History of the WSO...

50 years and counting!

 

In the fall of 1966 a notice was published in the Warwick Adult Education Bulletin that read, “Warwick Civic Orchestra—The Warwick Adult Education Program now offers talented citizens the opportunity to enroll in the beginning of a Warwick Civic Orchestra. All musicians interested in this program are urged to enroll.” 

 

The idea was George Low’s. He was supervisor of music in the Warwick (RI) Public Schools and it was an idea he had been considering for some time. He said, “It seemed a waste of time to teach these kids so much in high school and then see so many of them give it up.” Some continue to play in college, he noted, “but stop after they get married. Playing an instrument is something like riding a bicycle. Once you learn it, you never forget it.” About twenty people showed up for the first rehearsal, but by the time of the first concert on December 15th, the number had grown to thirty. The Warwick Civic Orchestra was a reality.

 

In 1987 the name was changed to the Warwick Symphony Orchestra, to reflect the increase both in the number of players and its capability.
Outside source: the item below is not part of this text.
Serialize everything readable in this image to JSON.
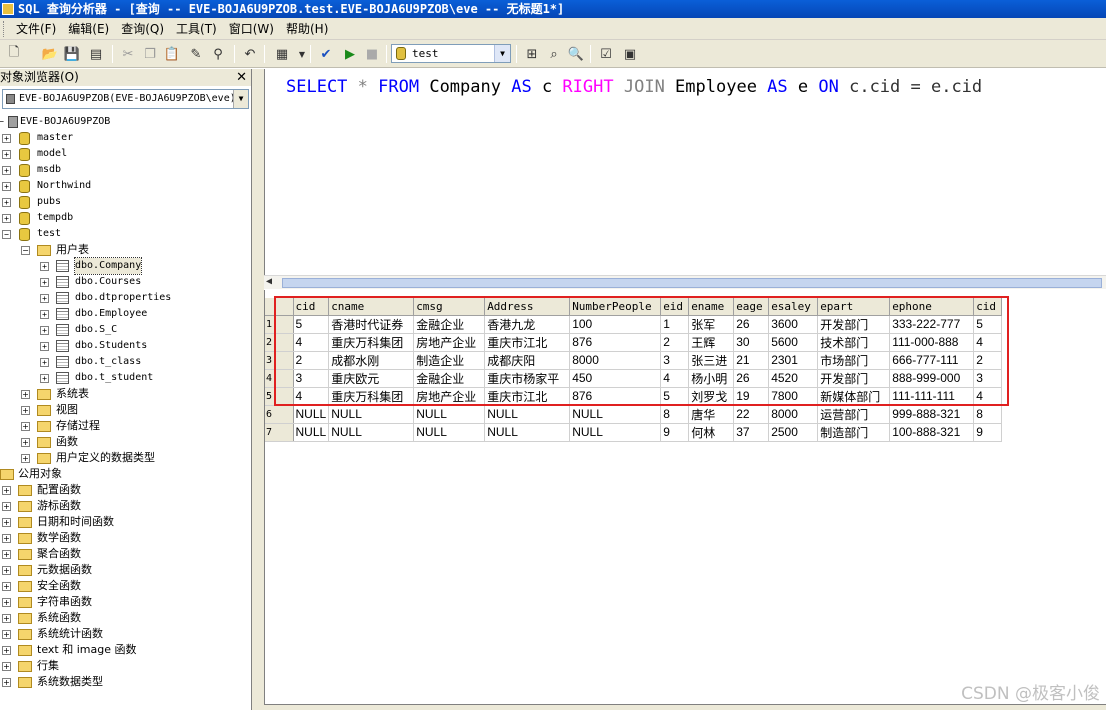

Today there are approximately twice as many members as there were at that first concert in 1966.  Fifty years later, the orchestra has evolved from an ensemble aimed “to bring together non-professional musicians who have no other organized groups with which to perform” to a touring regional volunteer orchestra with players from all walks-of-life.  One of many arts organizations in the State of Rhode Island, it is one of few dedicated to bringing high quality live music into the community.

 

Following Low’s retirement in 1985, Vincent Mattera and Daniel Coyne led the orchestra for brief periods.  Then in 1990, Dinarte Ferro became the orchestra’s interim director. This interim term lasted twenty-one years and in 2011, he announced his departure from the organization with the completion of the spring concert series. In June 2011 he handed the baton over to Catherine Gagnon, the orchestra’s fifth and current music director and conductor.

 

As it has from its inception, the orchestra performs at a variety of accessible locations including community and recreation centers, schools, centers of worship, and public parks, and moderately-sized theaters and music venues.